Когда вечером того же дня Слава переступил порог своей квартиры, выяснилось, что борьба с аллергией — дело не столь простое, как казалось ему вначале. Выяснилось это в тот самый момент, когда парень захлопнул за собой входную дверь. Простенький английский замок щелкнул за спиной обыденно и безболезненно, но одновременно со щелчком замка щелкнул предохранитель пистолета, и в Славин затылок неласково ткнулся холодный металл.
— Медленно открой дверь и входи, — проговорил человек за спиной.

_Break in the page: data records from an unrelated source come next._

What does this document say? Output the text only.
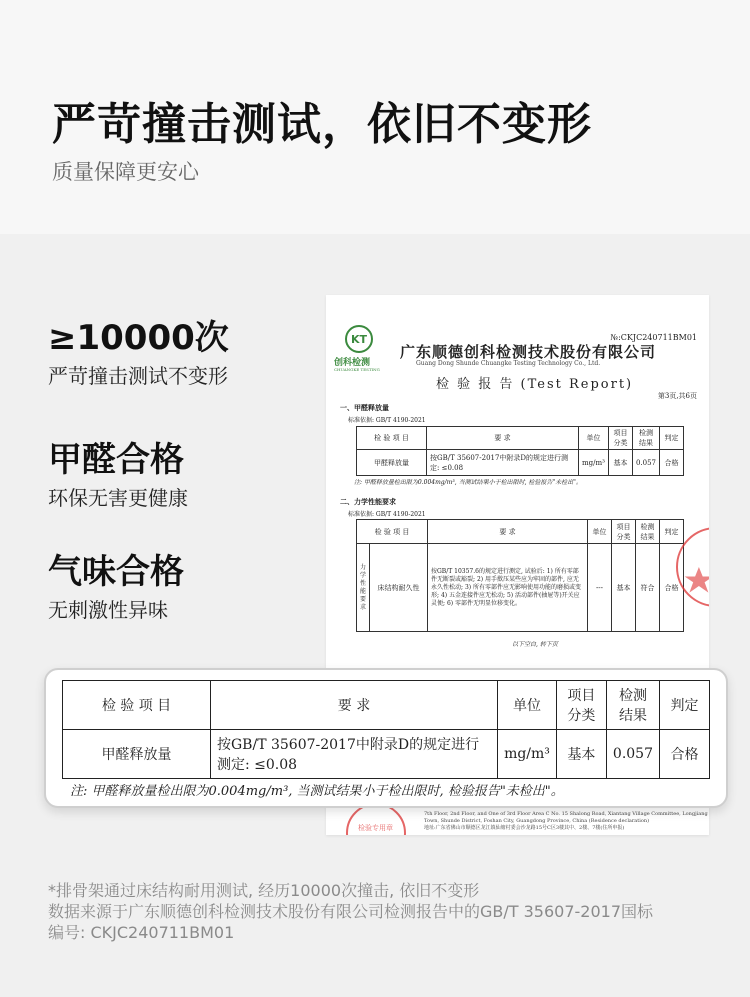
严苛撞击测试，依旧不变形
质量保障更安心
≥10000次
严苛撞击测试不变形
甲醛合格
环保无害更健康
气味合格
无刺激性异味
№:CKJC240711BM01
KT
创科检测
CHUANGKE TESTING
广东顺德创科检测技术股份有限公司
Guang Dong Shunde Chuangke Testing Technology Co., Ltd.
检 验 报 告 (Test Report)
第3页,共6页
一、甲醛释放量
标准依据: GB/T 4190-2021
检 验 项 目	要 求	单位	项目分类	检测结果	判定
甲醛释放量	按GB/T 35607-2017中附录D的规定进行测定: ≤0.08	mg/m³	基本	0.057	合格
注: 甲醛释放量检出限为0.004mg/m³, 当测试结果小于检出限时, 检验报告"未检出"。
二、力学性能要求
标准依据: GB/T 4190-2021
检 验 项 目		要 求	单位	项目分类	检测结果	判定
力学性能要求	床结构耐久性	按GB/T 10357.6的规定进行测定, 试验后: 1) 所有零部件无断裂或豁裂; 2) 用手揿压某些应为牢固的部件, 应无永久性松动; 3) 所有零部件应无影响使用功能的磨损或变形; 4) 五金连接件应无松动; 5) 活动部件(抽屉等)开关应灵便; 6) 零部件无明显位移变化。	---	基本	符合	合格
以下空白, 转下页
检验专用章
7th Floor, 2nd Floor, and One of 3rd Floor Area C No. 15 Shalong Road, Xiantang Village Committee, Longjiang Town, Shunde District, Foshan City, Guangdong Province, China (Residence declaration)
地址:广东省佛山市顺德区龙江镇仙塘村委会沙龙路15号C区3楼其中、2楼、7楼(住所申报)
检 验 项 目	要 求	单位	项目分类	检测结果	判定
甲醛释放量	按GB/T 35607-2017中附录D的规定进行测定: ≤0.08	mg/m³	基本	0.057	合格
注: 甲醛释放量检出限为0.004mg/m³, 当测试结果小于检出限时, 检验报告"未检出"。
*排骨架通过床结构耐用测试, 经历10000次撞击, 依旧不变形
数据来源于广东顺德创科检测技术股份有限公司检测报告中的GB/T 35607-2017国标
编号: CKJC240711BM01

Слава не собирался спорить. Рабочие звуки боевого оружия бывший морской пехотинец знал хорошо и делать глупости, имея за собой человека со стволом, не собирался. Вздохнул только, что никак не может спокойно войти в собственную квартиру. Вчера борцы с доносчиками норовили затеять потасовку у порога, сегодня вот посерьезней вредители.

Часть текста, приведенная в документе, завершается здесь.